Each student brought something different to the class, and on the day we owned up to being unpaid, we really got to see the men at their best. It is these moments that draw me and other teachers to this program, moments when we forget where we are and focus on genuine human connection through the written word.

What the inmates get out of it is sometimes harder to see. It comes back to the belief that writing is worthwhile in its own right—it’s a chance to express themselves, to be heard.

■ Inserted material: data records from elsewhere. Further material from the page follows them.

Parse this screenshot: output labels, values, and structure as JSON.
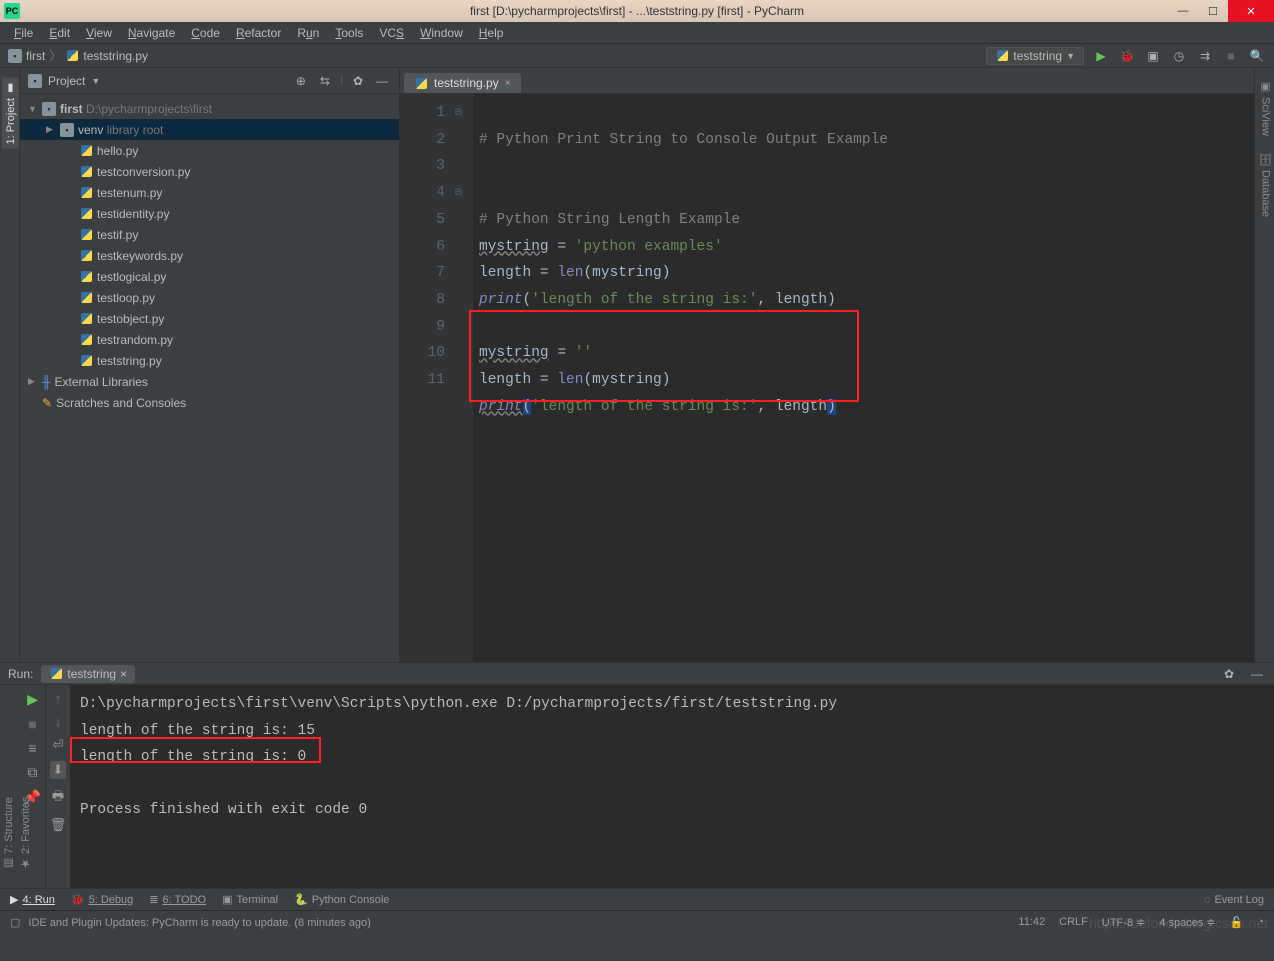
{
  "titlebar": {
    "logo": "PC",
    "title": "first [D:\\pycharmprojects\\first] - ...\\teststring.py [first] - PyCharm"
  },
  "menu": [
    "File",
    "Edit",
    "View",
    "Navigate",
    "Code",
    "Refactor",
    "Run",
    "Tools",
    "VCS",
    "Window",
    "Help"
  ],
  "breadcrumb": {
    "first": "first",
    "file": "teststring.py"
  },
  "runConfig": "teststring",
  "projectHeader": "Project",
  "tree": {
    "root": "first",
    "rootPath": "D:\\pycharmprojects\\first",
    "venv": "venv",
    "venvHint": "library root",
    "files": [
      "hello.py",
      "testconversion.py",
      "testenum.py",
      "testidentity.py",
      "testif.py",
      "testkeywords.py",
      "testlogical.py",
      "testloop.py",
      "testobject.py",
      "testrandom.py",
      "teststring.py"
    ],
    "ext": "External Libraries",
    "scratch": "Scratches and Consoles"
  },
  "editorTab": "teststring.py",
  "lineNums": [
    "1",
    "2",
    "3",
    "4",
    "5",
    "6",
    "7",
    "8",
    "9",
    "10",
    "11"
  ],
  "code": {
    "l1c": "# Python Print String to Console Output Example",
    "l4c": "# Python String Length Example",
    "l5a": "mystring",
    "l5b": " = ",
    "l5c": "'python examples'",
    "l6a": "length = ",
    "l6b": "len",
    "l6c": "(mystring)",
    "l7a": "print",
    "l7b": "(",
    "l7c": "'length of the string is:'",
    "l7d": ", length)",
    "l9a": "mystring",
    "l9b": " = ",
    "l9c": "''",
    "l10a": "length = ",
    "l10b": "len",
    "l10c": "(mystring)",
    "l11a": "print",
    "l11b": "(",
    "l11c": "'length of the string is:'",
    "l11d": ", length",
    "l11e": ")"
  },
  "run": {
    "label": "Run:",
    "tab": "teststring",
    "out1": "D:\\pycharmprojects\\first\\venv\\Scripts\\python.exe D:/pycharmprojects/first/teststring.py",
    "out2": "length of the string is: 15",
    "out3": "length of the string is: 0",
    "out4": "",
    "out5": "Process finished with exit code 0"
  },
  "sideLeft": {
    "project": "1: Project",
    "structure": "7: Structure",
    "favorites": "2: Favorites"
  },
  "sideRight": {
    "sciview": "SciView",
    "database": "Database"
  },
  "bottomTabs": {
    "run": "4: Run",
    "debug": "5: Debug",
    "todo": "6: TODO",
    "terminal": "Terminal",
    "pyconsole": "Python Console",
    "eventlog": "Event Log"
  },
  "status": {
    "msg": "IDE and Plugin Updates: PyCharm is ready to update. (8 minutes ago)",
    "pos": "11:42",
    "eol": "CRLF",
    "enc": "UTF-8",
    "indent": "4 spaces"
  },
  "watermark": "https://defonds.blog.csdn.net"
}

A chance to better their skills as writers in a space where they’re seen as people, not prisoners. And maybe, just maybe, that certificate of completion will add something worthwhile when their case goes before a judge.

Amanda Kay Oaks, Words Without Walls Teacher

Worlds Apart: Conflicts and Resolutions in Maps

The worlds that materialize from the swift pens and swifter minds of the students in the women’s creative writing class reach beyond the walls of Allegheny County Jail. This summer semester, the class’s theme was ‘maps.’ In one exercise, we provided copies of a map of fictional Winesburg, Ohio. We asked students who might live in the town, what they might do there, in which buildings they lived and worked. In the time I took to create a single family on my worksheet, our students had each named every resident, knew how they were related, what their jobs were, what kind of pets they had, and had created conflicts and resolutions for their characters to face.

Also included in the semester was a challenge to map their cells and write about how they are able to make a uniform space their own. These essays will now be submitted to a map-themed literary journal for consideration. But just the fact that they wrote essays isn’t what has blown me away. It’s the caliber of writing, the scope of creativity, and the honesty with which they write that has captured my admiration.

One student played with formatting, breaking her essay into sections based on each cell she resided in. Another took a prompt to discuss what the cell will look like in the future as an opportunity to explore a Pittsburgh in which aliens reside. The essays depict monotony, conversations with inanimate objects, longing, and even links between the cells and the country at large.

No student’s work is the same. Each paper reflects the personality of the student who wrote it, each voice as distinct on the page as in the classroom. A stereotype exists of what people in jail look like, what they act like. In the classroom, our students are able to be just that: students. In some ways, they are indistinguishable from students in any other classroom. Each student has their own strengths, their own interests. I have seen very few weaknesses. Over the course of the short summer semester, I have witnessed growth in curiosity, ability, and, perhaps most importantly, confidence. They should be proud of the work they have created. I know that I am proud of them.